Teresa Palmese

Baby gang a Pompei, distrutti pure i pali della luce. Tra i violenti ci sono ragazzini di appena 12 anni

Teresa Palmese,  

Baby gang a Pompei, distrutti pure i pali della luce. Tra i violenti ci sono ragazzini di appena 12 anni

POMPEI – Si consuma probabilmente un dramma sociale dietro l’allarme baby gang a Pompei. Minorenni, talvolta pure 12enni, girano in città in piena notte. Alle due, addirittura alle tre, siedono sulle panchine tra un tiro e un altro di sigaretta. Dimenticati dai genitori, dalle famiglie, spesso lontani anche dalla realtà scolastica. Sono giovanissimi, innocenti, che pagano la sola colpa del disfacimento delle famiglie, del degrado delle periferie e della mancanza di formazione. Pagano un prezzo alto, altissimo, che potrebbe contaminare per sempre pure il loro futuro. Emarginati, additati, messi in un angolo dalla società. Un affresco terribile ritratto dalle forze dell’ordine che nelle ultime ore hanno presidiato le zone della movida della città mariana giudicate a rischio. Una raffica di controlli è stata garantita dai carabinieri di Pompei, coordinati dal maresciallo Tommaso Canino, che hanno girato tra le vie del centro per scongiurare nuovi pericoli dopo l’ultima aggressione ai danni di un 17enne. Sotto i riflettori è finito soprattutto l’assedio di via Carlo Alberto, lungo la traversa adiacente al corso principale,dove più volte sono stati segnalati gruppi di ragazzini violenti. Minorenni che sfidano i coetanei per divertimento o per racimolare qualche soldo. Un caso di cui s’è discusso anche in consiglio comunale, dove il sindaco Pietro Amitrano ha promesso un intervento immediato, pressato anche dai consiglieri di opposizione che hanno chiesto un’ordinanza di interdizione al traffico. In sostanza, si chiede di vietare che scooter e autovetture possano sostare nel breve tratto di strada a due passi dalla centralissima piazza Bartolo Longo.

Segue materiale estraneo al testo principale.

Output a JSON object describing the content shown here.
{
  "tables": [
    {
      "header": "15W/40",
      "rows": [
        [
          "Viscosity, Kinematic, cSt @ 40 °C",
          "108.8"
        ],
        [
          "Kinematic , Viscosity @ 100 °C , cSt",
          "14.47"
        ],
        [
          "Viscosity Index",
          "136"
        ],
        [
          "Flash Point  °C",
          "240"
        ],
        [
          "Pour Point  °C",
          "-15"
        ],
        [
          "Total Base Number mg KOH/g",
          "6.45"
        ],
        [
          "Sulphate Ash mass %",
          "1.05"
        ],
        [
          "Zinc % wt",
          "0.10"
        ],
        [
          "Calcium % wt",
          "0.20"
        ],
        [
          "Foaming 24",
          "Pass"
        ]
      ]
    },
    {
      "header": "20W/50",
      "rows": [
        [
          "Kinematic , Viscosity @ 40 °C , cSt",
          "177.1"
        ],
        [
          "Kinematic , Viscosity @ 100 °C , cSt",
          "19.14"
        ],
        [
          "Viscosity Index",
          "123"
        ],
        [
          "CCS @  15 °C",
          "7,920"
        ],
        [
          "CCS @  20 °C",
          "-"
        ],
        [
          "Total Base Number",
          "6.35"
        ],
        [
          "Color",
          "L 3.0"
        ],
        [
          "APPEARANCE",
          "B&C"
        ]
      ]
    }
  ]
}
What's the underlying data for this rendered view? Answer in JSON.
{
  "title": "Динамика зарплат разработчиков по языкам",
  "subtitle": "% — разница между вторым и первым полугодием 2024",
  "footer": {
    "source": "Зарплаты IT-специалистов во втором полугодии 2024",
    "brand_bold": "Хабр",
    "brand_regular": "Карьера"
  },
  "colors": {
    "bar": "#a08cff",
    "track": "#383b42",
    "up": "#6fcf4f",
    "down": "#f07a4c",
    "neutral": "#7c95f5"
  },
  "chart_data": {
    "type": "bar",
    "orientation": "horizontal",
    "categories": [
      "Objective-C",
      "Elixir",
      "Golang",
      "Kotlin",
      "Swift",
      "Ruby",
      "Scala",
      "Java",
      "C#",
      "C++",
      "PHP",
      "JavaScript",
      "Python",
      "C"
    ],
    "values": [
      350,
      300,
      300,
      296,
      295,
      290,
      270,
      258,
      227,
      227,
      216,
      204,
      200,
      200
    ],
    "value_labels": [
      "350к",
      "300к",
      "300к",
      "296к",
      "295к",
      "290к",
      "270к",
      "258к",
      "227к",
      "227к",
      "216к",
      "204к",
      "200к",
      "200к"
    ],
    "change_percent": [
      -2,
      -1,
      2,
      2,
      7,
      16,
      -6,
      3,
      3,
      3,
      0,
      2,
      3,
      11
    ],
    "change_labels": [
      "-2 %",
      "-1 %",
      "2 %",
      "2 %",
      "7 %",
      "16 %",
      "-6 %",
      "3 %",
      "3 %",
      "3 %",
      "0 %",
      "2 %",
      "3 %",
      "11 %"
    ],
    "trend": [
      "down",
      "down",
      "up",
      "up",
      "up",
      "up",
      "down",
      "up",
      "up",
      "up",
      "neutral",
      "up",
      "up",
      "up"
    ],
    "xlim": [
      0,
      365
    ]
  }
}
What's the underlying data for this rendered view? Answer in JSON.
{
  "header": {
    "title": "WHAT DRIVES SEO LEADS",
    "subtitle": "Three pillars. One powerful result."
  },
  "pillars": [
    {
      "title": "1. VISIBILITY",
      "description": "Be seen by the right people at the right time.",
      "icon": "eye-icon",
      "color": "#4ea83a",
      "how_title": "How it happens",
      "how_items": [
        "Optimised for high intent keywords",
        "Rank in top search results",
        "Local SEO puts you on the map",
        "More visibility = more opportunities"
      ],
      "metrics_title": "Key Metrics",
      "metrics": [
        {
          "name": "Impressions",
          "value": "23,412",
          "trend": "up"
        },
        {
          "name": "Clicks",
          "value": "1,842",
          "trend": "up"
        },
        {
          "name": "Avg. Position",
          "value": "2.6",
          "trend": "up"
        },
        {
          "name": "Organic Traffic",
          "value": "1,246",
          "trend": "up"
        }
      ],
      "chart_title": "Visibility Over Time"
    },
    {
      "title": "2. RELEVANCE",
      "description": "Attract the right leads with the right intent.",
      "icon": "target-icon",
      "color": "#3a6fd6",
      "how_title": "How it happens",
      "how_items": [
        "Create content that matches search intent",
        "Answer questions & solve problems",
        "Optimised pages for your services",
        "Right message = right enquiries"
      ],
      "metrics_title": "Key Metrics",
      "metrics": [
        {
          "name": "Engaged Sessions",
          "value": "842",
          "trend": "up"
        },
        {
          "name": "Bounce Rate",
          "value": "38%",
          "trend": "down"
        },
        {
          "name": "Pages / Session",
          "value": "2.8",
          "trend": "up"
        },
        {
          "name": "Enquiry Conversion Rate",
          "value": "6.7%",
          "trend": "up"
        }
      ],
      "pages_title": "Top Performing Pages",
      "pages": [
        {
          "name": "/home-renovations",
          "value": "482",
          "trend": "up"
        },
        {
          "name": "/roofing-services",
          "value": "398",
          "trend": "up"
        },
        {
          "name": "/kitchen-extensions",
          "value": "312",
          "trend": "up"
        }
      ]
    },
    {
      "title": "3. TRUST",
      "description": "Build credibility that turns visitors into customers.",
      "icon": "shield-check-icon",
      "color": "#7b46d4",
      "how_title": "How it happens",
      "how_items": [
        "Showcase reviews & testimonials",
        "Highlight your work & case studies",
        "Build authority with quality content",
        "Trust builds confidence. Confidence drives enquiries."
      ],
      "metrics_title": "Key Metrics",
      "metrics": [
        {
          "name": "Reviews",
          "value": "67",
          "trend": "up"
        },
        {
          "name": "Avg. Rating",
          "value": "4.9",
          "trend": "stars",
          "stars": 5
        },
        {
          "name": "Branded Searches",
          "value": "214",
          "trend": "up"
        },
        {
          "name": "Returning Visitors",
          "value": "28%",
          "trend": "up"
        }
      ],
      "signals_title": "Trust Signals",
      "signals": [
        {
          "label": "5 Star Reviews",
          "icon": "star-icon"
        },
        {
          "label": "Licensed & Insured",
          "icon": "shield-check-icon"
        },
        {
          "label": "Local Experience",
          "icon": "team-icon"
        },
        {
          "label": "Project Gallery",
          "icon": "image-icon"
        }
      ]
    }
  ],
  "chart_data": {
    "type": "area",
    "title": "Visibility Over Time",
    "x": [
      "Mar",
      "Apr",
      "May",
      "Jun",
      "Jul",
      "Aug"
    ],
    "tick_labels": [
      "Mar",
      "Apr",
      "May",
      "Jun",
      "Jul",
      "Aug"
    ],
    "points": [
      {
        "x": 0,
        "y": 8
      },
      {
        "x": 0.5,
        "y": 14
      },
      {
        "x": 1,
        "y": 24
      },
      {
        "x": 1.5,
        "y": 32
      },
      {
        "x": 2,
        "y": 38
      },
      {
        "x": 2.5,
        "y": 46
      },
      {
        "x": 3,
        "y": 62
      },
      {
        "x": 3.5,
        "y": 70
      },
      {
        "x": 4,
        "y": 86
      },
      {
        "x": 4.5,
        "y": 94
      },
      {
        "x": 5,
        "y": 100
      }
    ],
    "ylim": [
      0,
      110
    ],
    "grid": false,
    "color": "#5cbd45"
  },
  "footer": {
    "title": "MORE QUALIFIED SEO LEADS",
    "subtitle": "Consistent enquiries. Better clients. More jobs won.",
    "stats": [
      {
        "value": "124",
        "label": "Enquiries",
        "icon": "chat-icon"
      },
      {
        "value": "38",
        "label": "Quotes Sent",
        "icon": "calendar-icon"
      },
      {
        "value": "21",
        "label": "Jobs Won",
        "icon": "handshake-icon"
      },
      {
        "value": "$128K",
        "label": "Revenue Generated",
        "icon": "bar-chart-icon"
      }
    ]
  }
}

E’ non è finita qui. Al di là dei controlli intensificati nei week-end, il sindaco Pietro Amitrano ha già disposto anche il potenziamento della pubblica illuminazione nella traversa di via Carlo Alberto, così da evitare di poter favorire l’illegalità. Sì, perché sei pali della luce erano stati divelti dai ragazzini, che spesso hanno ritrovato rifugio anche nella vegetazione diventata troppo alta. Ecco perché il sindaco ha deciso di intervenire con dei primissimi provvedimenti ordinari, per poi dedicarsi anche l’installazione di un sistema di videosorveglianza in zona.L’ultimo episodio di violenza è andato in scena in via Carlo Alberto di domenica. Un 17enne di Pompei, avvicinato da un altro ragazzino per futili motivi, è stato colpito in pieno volto con un casco. Un colpo che poteva essere pure letale per il giovane, che è stato immediatamente medicato al pronto soccorso di Castellammare per ferite giudicate guaribili in dieci giorni. Una violenza che ha riacceso i riflettori sull’allarmante fenomeno anche tra la classe politica. Le forze dell’ordine a breve potranno essere messe in condizioni di poter sanzionare i giovani che passerebbero quella che diventerà una zona a traffico limitato. Sullo sfondo resta comunque il dramma dell’assenza della polizia municipale, il cui comando di piazza Schettini è addirittura chiuso nel week-end. Un’assenza che ha favorito la crescita del fenomeno e che ha permesso di far bivaccare e sostare i giovanissimi anche alle spalle di via Sacra, nei pressi della Fonta Salutare di Pompei.